Navot sorriu. Quando trabalhava no terreno como katsa, as operações de falsa bandeira eram a sua especialidade. Fazia passar-se frequentemente por agente dos serviços secretos alemães quando recrutava espiões de países árabes ou dentro das fileiras de organizações terroristas. Era mais fácil convencer um árabe a trair o país, ou a causa em que acreditava, se esse árabe não soubesse que estava a trabalhar para o Estado de Israel.
— E o que estás a pensar fazer em relação à Bella? — perguntou.
— Ela quer ir para o terreno. Disse-lhe que a decisão era tua.
— A mulher do chefe não vai para o terreno.
— Ela vai ficar desapontada.
— Já estou habituado.
— E tu, Uzi?
— E eu o quê?
— Dava-me jeito que ajudasses no recrutamento.
— Porquê?
— Porque os teus avós viveram em Viena antes da guerra e tu falas alemão como um pastor de cabras austríaco.
— É melhor do que esse teu horroroso sotaque de Berlim.
Navot olhou para os monitores de vídeo na parede, que mostravam uma família na cidade sitiada de Homs a preparar uma refeição de ervas daninhas cozidas. Era a única coisa que ainda havia na cidade para comer.
— Só precisas de pensar em mais uma coisa — disse. — Se cometeres o mais pequeno erro que seja, o Waleed al-Siddiqi vai cortar essa rapariga aos bocadinhos e atirá-la para o Danúbio.
— Por acaso — retorquiu Gabriel —, primeiro até vai deixar que os rapazes se divirtam um bocadinho com ela. E só depois a vai matar.
Navot desviou os olhos dos monitores e fitou Gabriel com um ar sério.
— Tens a certeza de que queres ir para a frente com isto?
— Absoluta.
— Estava com esperanças que fosses dizer isso.
— E o que vamos fazer em relação à Bella?
— Leva-a. Ou, melhor ainda, envia-a logo para Damasco.
Navot olhou outra vez para os monitores de vídeo e abanou a cabeça lentamente.
— O raio desta guerra acabava numa semana.
Mais tarde, nessa mesma noite, o Guardian de Londres publicou uma notícia que acusava o regime sírio de recorrer à tortura e ao assassínio em escala industrial. A notícia baseava-se num conjunto de fotografias que o homem que as tinha tirado fizera sair clandestinamente da Síria. Mostravam os corpos de milhares de pessoas, maioritariamente rapazes, que tinham morrido enquanto estavam detidos pelo governo. Alguns tinham sido mortos a tiro. Outros apresentavam marcas de enforcamento ou eletrocussão. E outros ainda já não tinham olhos. Pareciam quase todos esqueletos humanos.

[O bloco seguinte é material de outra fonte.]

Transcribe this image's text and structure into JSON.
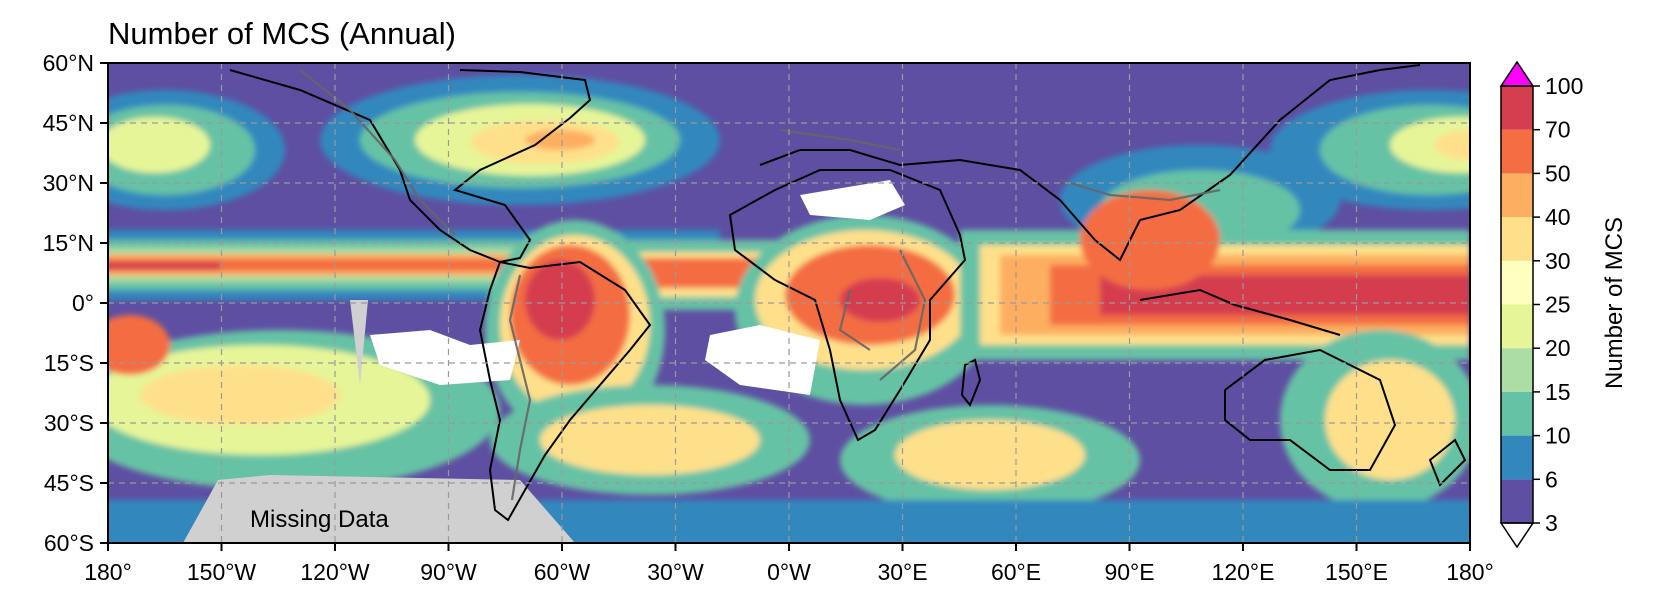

Foi com esse pano de fundo que a equipa levou a cabo os preparativos finais. Adquiriram à Divisão de Logística duas propriedades seguras — um pequeno apartamento no centro de Linz e uma grande villa amarelo-acastanhada, nas margens do Attersee, quarenta quilómetros para sul. A Divisão de Transportes tratou dos carros e das motas; a Divisão de Identidade, dos passaportes. Gabriel tinha vários por onde escolher, mas acabou por se decidir por Jonathan Albright, um americano que trabalhava para uma coisa chamada Markham Capital Advisers, de Greenwich, no Connecticut. Albright não era um consultor financeiro vulgar. Recentemente, tinha conseguido tirar um espião russo de São Petersburgo e infiltrá-lo clandestinamente no Ocidente. E, antes disso, introduzira um carregamento de centrifugadoras sabotadas na cadeia de fornecimento nuclear do Irão.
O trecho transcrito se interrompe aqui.